When Good Tweets Go Bad – How Huggies Handled Father’s Day

Huggies had an interesting series of tweets for Father’s Day. Let’s explore them one at a time.

This tweet appeared on Thursday, June 16 and it centered upon everyone else’s Father’s Day pun: the dad joke. Most companies use the dad joke as its standard trope for Father’s Day, and it’s feeling threadbare. Sure, dads can be silly but so can moms. It’s important to find humor in each gender but dad jokes, dad bods – sometimes it gets a little old. Here Huggies isn’t just laughing with dads, it’s laughing at them.

But you’ll never find companies poke fun at moms. Never. Why must dads be the constant butt of jokes? There’s a lot more to men than playing the fool, which leads us to Huggies’ next few posts.

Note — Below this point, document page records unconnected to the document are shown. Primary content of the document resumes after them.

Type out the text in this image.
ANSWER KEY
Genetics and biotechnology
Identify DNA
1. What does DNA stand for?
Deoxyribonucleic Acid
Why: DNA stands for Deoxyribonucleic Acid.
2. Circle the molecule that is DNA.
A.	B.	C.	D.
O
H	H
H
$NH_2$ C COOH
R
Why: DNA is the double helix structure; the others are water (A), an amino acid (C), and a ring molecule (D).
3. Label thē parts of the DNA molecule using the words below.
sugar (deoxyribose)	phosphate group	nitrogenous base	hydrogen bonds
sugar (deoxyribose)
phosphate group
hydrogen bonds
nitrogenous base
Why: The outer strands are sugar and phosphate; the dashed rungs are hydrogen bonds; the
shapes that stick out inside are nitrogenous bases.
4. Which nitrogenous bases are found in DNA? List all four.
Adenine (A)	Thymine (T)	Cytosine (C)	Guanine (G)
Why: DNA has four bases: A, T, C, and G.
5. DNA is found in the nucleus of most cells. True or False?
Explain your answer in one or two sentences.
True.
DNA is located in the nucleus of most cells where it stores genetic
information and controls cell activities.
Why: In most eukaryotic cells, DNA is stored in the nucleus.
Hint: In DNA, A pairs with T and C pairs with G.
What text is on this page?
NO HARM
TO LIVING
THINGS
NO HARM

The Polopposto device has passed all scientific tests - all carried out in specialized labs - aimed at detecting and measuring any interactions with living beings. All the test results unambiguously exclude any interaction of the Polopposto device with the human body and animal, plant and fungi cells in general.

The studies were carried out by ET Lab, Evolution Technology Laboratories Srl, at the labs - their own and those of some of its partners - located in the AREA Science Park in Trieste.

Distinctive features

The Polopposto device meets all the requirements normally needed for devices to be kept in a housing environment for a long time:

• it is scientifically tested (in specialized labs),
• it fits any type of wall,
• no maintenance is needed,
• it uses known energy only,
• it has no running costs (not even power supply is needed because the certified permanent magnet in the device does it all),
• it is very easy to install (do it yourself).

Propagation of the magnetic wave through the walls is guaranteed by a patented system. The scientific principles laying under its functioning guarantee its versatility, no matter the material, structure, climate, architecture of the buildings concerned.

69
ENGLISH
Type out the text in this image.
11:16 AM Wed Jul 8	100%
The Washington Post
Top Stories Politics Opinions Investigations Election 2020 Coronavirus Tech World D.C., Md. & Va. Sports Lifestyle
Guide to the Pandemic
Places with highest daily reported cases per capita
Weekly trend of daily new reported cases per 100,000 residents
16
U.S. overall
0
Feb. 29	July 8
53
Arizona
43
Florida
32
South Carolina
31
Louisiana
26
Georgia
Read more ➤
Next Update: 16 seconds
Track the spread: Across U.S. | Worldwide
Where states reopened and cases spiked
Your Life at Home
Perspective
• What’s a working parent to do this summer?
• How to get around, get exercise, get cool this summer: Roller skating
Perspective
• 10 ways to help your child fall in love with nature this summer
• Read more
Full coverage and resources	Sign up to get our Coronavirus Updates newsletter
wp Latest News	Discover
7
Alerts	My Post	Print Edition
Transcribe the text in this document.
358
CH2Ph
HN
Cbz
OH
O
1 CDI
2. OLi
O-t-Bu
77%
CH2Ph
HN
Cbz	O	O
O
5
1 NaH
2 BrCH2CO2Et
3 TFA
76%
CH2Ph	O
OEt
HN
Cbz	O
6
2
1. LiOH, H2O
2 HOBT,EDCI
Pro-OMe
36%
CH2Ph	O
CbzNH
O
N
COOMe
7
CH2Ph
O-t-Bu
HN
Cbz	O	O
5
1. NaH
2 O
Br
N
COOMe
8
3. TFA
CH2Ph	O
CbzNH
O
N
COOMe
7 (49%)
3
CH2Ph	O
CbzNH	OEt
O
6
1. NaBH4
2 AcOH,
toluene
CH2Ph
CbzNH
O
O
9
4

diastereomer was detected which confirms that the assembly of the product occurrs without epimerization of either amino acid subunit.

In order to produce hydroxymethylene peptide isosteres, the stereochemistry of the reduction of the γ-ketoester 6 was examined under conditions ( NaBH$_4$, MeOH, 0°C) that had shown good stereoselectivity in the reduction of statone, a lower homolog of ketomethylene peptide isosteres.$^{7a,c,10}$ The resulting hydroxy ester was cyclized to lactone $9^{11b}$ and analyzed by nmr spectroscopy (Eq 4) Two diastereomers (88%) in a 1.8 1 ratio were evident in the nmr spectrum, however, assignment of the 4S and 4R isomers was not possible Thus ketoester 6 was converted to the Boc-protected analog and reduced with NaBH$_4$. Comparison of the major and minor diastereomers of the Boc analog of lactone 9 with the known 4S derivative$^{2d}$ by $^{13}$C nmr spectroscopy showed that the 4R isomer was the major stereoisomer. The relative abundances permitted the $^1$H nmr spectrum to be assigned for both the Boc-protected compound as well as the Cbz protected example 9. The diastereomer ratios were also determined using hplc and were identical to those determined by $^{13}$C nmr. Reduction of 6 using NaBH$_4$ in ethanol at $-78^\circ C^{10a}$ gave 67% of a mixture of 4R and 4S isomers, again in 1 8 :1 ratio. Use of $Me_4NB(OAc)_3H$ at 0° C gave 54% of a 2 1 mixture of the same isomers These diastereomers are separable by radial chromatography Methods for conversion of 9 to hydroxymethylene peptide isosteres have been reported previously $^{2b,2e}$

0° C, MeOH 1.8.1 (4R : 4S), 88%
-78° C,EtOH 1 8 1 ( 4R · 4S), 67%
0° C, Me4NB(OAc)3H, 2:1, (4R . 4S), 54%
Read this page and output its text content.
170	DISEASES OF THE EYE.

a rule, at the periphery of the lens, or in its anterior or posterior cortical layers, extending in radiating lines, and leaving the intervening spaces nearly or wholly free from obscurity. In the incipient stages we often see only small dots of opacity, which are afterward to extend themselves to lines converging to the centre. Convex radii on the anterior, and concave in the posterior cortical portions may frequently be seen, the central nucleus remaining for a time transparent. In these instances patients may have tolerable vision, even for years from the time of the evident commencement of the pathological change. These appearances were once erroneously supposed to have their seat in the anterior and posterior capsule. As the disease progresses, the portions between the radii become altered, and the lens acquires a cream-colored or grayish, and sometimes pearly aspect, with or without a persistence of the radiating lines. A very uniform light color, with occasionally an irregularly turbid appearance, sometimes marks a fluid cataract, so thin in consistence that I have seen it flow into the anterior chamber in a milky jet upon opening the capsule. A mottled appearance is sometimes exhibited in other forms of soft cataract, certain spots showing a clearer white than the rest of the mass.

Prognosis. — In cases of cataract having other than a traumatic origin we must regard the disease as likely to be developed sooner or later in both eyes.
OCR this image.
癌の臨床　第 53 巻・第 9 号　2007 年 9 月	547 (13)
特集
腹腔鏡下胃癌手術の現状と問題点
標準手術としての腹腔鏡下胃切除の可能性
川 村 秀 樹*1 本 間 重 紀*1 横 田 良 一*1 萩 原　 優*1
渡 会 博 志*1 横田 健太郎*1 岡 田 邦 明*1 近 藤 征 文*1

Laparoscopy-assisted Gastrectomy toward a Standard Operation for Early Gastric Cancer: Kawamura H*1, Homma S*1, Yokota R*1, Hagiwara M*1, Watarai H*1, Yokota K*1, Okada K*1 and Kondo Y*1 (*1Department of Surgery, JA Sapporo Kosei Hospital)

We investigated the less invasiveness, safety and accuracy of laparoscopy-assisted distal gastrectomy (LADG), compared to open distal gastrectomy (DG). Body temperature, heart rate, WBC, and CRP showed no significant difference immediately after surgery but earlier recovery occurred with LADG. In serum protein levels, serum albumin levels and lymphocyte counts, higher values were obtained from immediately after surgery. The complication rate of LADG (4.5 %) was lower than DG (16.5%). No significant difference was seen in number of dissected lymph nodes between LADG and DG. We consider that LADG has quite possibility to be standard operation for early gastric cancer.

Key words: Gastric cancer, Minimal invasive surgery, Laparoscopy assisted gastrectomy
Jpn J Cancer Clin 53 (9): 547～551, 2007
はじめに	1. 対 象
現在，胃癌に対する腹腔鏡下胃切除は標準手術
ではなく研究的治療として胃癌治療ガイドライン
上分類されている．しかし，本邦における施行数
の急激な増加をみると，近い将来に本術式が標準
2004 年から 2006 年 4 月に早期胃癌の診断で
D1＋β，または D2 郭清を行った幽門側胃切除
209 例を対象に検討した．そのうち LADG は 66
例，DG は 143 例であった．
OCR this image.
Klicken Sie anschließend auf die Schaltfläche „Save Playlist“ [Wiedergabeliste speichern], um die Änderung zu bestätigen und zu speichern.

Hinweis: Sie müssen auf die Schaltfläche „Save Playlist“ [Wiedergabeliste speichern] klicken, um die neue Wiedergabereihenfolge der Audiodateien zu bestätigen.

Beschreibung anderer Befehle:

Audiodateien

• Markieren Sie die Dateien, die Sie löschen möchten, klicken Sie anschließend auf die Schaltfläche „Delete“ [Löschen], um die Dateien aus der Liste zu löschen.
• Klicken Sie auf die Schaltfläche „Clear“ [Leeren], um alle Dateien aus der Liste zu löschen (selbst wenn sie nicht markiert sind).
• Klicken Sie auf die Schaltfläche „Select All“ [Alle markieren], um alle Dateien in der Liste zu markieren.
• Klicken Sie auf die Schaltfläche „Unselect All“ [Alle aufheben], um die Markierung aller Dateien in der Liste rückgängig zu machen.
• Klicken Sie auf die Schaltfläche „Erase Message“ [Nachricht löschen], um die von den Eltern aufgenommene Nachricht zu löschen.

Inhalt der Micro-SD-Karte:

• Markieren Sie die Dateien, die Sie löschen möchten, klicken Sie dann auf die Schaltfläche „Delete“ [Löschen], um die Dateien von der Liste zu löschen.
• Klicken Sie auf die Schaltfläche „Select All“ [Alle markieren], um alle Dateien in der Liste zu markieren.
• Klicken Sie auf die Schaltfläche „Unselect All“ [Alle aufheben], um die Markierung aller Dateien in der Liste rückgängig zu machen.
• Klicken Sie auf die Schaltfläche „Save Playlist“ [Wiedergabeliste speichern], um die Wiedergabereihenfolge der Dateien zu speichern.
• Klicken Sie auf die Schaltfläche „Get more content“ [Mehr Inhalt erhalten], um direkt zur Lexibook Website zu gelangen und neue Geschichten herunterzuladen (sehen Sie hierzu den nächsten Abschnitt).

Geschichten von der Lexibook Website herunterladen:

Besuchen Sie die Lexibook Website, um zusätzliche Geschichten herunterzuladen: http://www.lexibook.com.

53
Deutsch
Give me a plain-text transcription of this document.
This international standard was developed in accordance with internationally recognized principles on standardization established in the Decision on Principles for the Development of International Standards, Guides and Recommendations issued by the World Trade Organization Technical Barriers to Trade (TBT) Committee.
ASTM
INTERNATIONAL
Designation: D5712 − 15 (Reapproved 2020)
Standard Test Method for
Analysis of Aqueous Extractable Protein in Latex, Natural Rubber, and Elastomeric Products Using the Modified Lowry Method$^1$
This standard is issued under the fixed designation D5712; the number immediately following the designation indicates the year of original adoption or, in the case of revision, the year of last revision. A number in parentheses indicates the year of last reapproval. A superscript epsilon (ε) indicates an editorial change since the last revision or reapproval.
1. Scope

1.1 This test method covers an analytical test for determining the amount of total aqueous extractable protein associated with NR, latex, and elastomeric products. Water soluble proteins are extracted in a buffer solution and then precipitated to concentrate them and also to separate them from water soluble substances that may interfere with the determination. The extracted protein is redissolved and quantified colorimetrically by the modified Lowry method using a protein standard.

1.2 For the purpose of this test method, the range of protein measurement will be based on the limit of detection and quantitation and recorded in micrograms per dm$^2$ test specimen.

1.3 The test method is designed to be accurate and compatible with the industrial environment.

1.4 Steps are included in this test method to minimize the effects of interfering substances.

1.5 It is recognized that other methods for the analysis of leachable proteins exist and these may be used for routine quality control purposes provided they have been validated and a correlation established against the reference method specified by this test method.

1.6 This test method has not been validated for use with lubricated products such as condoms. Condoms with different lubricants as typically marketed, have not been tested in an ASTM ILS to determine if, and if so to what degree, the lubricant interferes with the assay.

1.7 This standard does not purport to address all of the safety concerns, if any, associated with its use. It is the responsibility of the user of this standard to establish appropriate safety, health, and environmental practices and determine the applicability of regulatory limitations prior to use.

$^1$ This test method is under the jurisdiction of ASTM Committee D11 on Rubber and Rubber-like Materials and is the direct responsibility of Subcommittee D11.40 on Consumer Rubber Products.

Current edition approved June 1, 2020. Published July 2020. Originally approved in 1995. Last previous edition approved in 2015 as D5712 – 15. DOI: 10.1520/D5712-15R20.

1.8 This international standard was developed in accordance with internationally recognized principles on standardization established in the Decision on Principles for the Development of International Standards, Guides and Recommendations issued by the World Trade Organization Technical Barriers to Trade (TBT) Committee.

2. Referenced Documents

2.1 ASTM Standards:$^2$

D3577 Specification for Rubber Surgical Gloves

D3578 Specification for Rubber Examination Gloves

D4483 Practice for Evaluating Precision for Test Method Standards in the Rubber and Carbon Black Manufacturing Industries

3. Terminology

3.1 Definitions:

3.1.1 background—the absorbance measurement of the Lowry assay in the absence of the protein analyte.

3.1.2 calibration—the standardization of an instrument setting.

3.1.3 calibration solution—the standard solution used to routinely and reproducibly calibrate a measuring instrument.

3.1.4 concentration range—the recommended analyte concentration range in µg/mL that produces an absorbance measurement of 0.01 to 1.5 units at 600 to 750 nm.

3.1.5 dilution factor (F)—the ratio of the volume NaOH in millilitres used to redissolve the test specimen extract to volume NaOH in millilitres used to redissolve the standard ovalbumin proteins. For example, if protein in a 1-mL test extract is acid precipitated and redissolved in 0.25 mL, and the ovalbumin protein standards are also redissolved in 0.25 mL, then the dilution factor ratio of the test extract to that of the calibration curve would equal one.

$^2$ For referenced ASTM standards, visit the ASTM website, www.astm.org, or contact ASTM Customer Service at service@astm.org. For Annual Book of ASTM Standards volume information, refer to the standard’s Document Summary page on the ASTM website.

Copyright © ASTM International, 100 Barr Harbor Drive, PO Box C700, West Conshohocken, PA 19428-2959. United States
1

The next few tweets – one day before Father’s Day – followed a similar pattern. Any dad can relate to these, but you know what else they can relate to? Love. Sacrifice. Nurturing. Thoughtfulness. Involvement. Compassion. Empathy. Hope. Hard work. Success.

Consider the emotions and feelings which comprise fatherhood – it’s virtually endless. Following the same pattern year after year and only tapping into humor didn’t help Huggies connect with dads on a very deep level.

Huggies’ first tweet on Father’s Day seemed thoughtful and well-intentioned at first. However, it congratulated dads for performing a task one presumes is outside their scope. It implied that dads don’t braid hair. It assumed – because dads traditionally don’t have long hair – that dads have difficulty executing a braid.

In today’s modern world we constantly tell women and girls they can do anything, that there’s no glass ceiling. We cheer on women to become CEOs, physicists, presidents, astronauts and action heroes – but we suggest braiding hair is hard for men? Alas, sexism isn’t a one-way street.

Now imagine Huggies posting something like this on Mother’s Day: “To the moms learning how to play baseball with your boy, or build a deck, or work on the car, etc., for the first time: you’re doing great.”

That post wouldn’t happen because it would demean women. It would stereotype they can’t or don’t do something. So, why do this to dads?

Next, in a similar vein, Huggies gave props to the stay-at-home dads. This was nice, of course, but again could you envision Huggies posting a comparable message on Mother’s Day?

“To all the working moms: you rock. Keep doing you, mom.”

Of course not.

There is a way to honor stay-at-home dads for their contribution to the family and home, but this wasn’t it.

Huggies then completed its Father’s Day messaging with the granddaddy of them all. A tweet that managed to redefine the meaning of this focused, intentional June holiday.

It’s easy to infer what Huggies was trying to convey – that there are a lot of moms who do double duty either as single moms, or who carry the load when dad is away. These noble, hard-working women deserve their day in the sun. Come to think of it, they had one on May 8.

Which is why Father’s Day is for fathers, and Mother’s Day is for mothers. Period.

And once again, apply the same premise to a Mother’s Day post and you’d create absolute shock, stir a whirlwind of viral activity, followed by a full-blown mutiny.

If you re-read Huggies’ tweets you’ll notice, not once, did it simply state, “Happy Father’s Day.”

Their social media team has some work to do, but perhaps next year it could start there.